6. The mirror unit of claim 4 or 5, wherein the second light source comprises a plurality of LEDs.
7. The mirror unit of any of claims 4 to 6, wherein the RLT lighting unit comprises a third light source also configured to output at least one of red light and near infrared light through the two-way mirror.
8. The mirror unit of claim 7, wherein the third light source is configured to output a different irradiance to the first light source and second light source.
9. The mirror unit of claims 7 or 8, wherein the third light source is configured to output a same irradiance as at least one of the first light source and second light source.
10. The mirror unit of any preceding claim, wherein the frame comprises a back panel of enclosing the RLT lighting unit.

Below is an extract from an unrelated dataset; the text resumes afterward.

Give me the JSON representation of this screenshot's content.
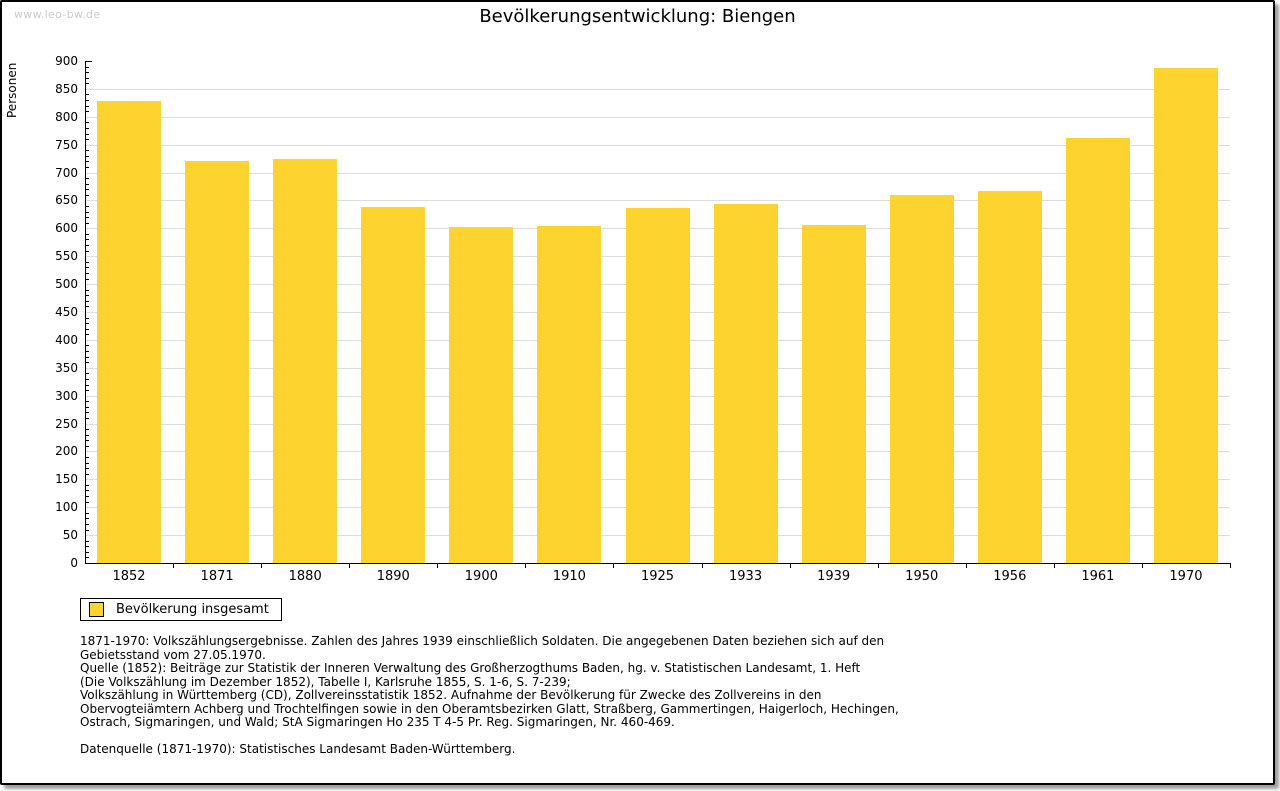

11. The mirror unit of claim 10, wherein the back panel comprises at least one vent.
12. The mirror unit of claims 10 or 11, wherein the back panel is formed from a thermally insulating material.
13. The mirror unit of any preceding claim, further comprising a switch to activate and deactivate the RLT lighting unit.
14. The mirror unit of claim 13, wherein the first switch is based on a proximity of a user to the mirror.
15. The mirror unit of claim 13, wherein the first switch is gesture controlled.
16. The mirror unit of any of claims 4 to 15, further comprising a switch to activate and deactivate the first and second and, if present, third light sources jointly or independently.
17. The mirror unit of any preceding claim, further comprising means to control a power the light source(s) to vary an output irradiance of the light source(s).
18. The mirror unit of any preceding claim, wherein the two-way mirror comprises coated glass or acrylic
19. The mirror unit of claim 18, wherein the coating is aluminium.
20. The mirror unit of any of claims 1 to 17, wherein the two-way mirror comprises an electrooptically switchable layer.
21. The mirror unit of claim 20, wherein the electro-optically switchable layer comprises polymer dispersed liquid crystals.
22. The mirror unit of claim 20 or 21 when dependent on at least claim 12, wherein the switch to activate and deactivate the RLT lighting unit also activates and deactivates the electro-optically switchable layer.
23. The mirror unit of any preceding claim, wherein the RLT lighting unit is attached to at least one of the rear side of the two-way mirror, the frame, and the back panel if present.
24. The mirror unit of any preceding claim, wherein the frame comprises mounting means for mounting the mirror unit to a surface.
25. The mirror unit of any preceding claim, wherein the mirror unit comprises a plurality of LEDs controlled separately to the RLT lighting unit.